Bahkan lupa juga bahwa besok adalah ulang tahun
ke-2 DI’s Way. Begitu ingat sudah sangat terlambat.
Saya harus tiga kali memutar kembali pidato
Presiden Donald Trump ini. Yang di depan forum gabungan DPR dan Senat itu. Yang
disebut pidato State of the Union itu. Yang panjangnya 1,5 jam itu.
Inilah pidato yang dibuka dan ditutup dengan
adegan permusuhan. Yang didemonstrasikan dua tokoh puncak eksekutif (Presiden
Trump) dan legislatif (Ketua DPR Nancy Pelosi).
Tentu Ketua DPR-lah yang menyilakan presiden
naik podium. Presiden Trump lantas mampir ke meja pimpinan DPR untuk
menyerahkan map. Isinya: naskah pidato yang akan ia bacakan.
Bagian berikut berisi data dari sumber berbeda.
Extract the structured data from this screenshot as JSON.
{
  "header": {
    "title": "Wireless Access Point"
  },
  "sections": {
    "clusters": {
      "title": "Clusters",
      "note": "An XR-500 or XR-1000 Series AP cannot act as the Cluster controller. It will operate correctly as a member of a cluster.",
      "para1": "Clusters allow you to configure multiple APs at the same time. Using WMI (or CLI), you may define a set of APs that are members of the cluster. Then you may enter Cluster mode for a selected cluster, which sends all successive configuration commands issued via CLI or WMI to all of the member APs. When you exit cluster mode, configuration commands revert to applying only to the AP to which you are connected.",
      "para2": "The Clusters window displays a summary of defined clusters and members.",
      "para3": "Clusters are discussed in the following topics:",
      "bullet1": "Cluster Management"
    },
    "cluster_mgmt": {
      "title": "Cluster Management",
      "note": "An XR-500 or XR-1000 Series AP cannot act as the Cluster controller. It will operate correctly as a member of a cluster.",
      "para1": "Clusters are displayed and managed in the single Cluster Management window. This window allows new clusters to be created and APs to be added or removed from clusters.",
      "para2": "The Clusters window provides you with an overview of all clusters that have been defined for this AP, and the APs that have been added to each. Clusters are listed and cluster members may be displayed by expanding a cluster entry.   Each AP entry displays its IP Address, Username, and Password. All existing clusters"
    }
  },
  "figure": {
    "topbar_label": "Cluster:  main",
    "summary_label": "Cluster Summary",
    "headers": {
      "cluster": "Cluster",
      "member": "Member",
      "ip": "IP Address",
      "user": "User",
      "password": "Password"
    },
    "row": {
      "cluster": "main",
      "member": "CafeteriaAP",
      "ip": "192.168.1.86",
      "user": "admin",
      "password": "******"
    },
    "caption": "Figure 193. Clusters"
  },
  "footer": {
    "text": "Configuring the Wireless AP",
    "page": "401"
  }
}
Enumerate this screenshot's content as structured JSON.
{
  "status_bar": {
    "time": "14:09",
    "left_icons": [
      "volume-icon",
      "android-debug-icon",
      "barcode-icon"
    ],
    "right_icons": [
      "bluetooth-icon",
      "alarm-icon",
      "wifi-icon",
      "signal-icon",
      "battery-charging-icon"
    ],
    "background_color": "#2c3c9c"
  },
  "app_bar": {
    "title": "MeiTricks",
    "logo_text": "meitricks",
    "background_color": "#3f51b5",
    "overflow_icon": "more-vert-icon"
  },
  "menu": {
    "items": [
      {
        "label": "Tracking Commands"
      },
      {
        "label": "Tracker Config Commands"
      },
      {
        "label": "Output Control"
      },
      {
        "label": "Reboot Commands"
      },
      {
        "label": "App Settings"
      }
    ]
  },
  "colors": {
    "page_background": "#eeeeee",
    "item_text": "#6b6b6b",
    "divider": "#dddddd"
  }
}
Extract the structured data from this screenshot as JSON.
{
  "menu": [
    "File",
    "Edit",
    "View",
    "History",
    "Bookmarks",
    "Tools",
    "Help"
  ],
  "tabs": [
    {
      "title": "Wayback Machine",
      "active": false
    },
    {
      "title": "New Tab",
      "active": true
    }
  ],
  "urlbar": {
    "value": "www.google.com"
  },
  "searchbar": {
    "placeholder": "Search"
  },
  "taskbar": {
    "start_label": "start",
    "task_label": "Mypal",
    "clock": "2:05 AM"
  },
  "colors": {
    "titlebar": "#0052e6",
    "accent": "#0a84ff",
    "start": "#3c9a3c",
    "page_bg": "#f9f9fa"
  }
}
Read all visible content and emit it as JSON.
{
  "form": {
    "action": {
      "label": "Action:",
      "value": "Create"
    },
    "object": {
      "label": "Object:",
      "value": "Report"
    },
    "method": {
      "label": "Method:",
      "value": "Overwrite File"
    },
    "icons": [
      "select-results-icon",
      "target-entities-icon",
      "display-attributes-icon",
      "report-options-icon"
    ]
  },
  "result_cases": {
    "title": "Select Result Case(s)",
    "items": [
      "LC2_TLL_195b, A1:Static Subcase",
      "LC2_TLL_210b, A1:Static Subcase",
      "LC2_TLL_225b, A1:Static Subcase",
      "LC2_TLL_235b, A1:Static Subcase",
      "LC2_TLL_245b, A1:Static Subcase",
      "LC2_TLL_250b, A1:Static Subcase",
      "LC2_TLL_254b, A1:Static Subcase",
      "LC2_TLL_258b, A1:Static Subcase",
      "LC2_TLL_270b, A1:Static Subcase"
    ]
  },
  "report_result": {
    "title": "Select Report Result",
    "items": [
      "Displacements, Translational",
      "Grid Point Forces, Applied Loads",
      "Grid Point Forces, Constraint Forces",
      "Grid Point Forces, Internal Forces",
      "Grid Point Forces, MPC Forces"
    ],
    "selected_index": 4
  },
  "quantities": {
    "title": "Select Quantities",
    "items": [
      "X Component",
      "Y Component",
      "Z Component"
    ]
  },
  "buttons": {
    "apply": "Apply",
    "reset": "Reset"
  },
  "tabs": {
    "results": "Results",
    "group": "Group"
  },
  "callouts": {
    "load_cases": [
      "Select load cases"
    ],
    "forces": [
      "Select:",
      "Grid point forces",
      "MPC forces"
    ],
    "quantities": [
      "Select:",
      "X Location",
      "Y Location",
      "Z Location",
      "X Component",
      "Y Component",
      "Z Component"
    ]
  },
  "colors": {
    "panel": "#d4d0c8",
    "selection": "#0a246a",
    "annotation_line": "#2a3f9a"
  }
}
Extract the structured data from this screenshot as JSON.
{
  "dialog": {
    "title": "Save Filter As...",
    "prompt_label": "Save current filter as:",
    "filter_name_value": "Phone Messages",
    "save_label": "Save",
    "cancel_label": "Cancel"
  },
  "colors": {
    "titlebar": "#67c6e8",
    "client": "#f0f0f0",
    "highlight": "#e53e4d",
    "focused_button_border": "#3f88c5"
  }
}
Pelosi pun berdiri untuk menerima map itu. Lalu
mengulurkan tangannyi untuk menjabat tangan presiden. Sang presiden langsung
melengos menuju podium.
Diperlakukan begitu Pelosi terlihat sangat
tenang. Tangannyi yang sudah terjulur terlihat tidak cepat-cepat ditarik. Tapi
wajahnyi tetap tenang. Tidak mengekspresikan kekecewaan atau ejekan. Begitu
matang ekspresi politiknyi.
Namun ketika Trump nyaris menyelesaikan
pidatonya terjadilah adegan ‘pembalasan yang lebih kejam’. Tiba-tiba Pelosi
berdiri. Dia meraih kertas pidato Trump yang ada di mejanyi. Lalu merobeknya, kreeek. Robekan itu dia empaskan di atas meja.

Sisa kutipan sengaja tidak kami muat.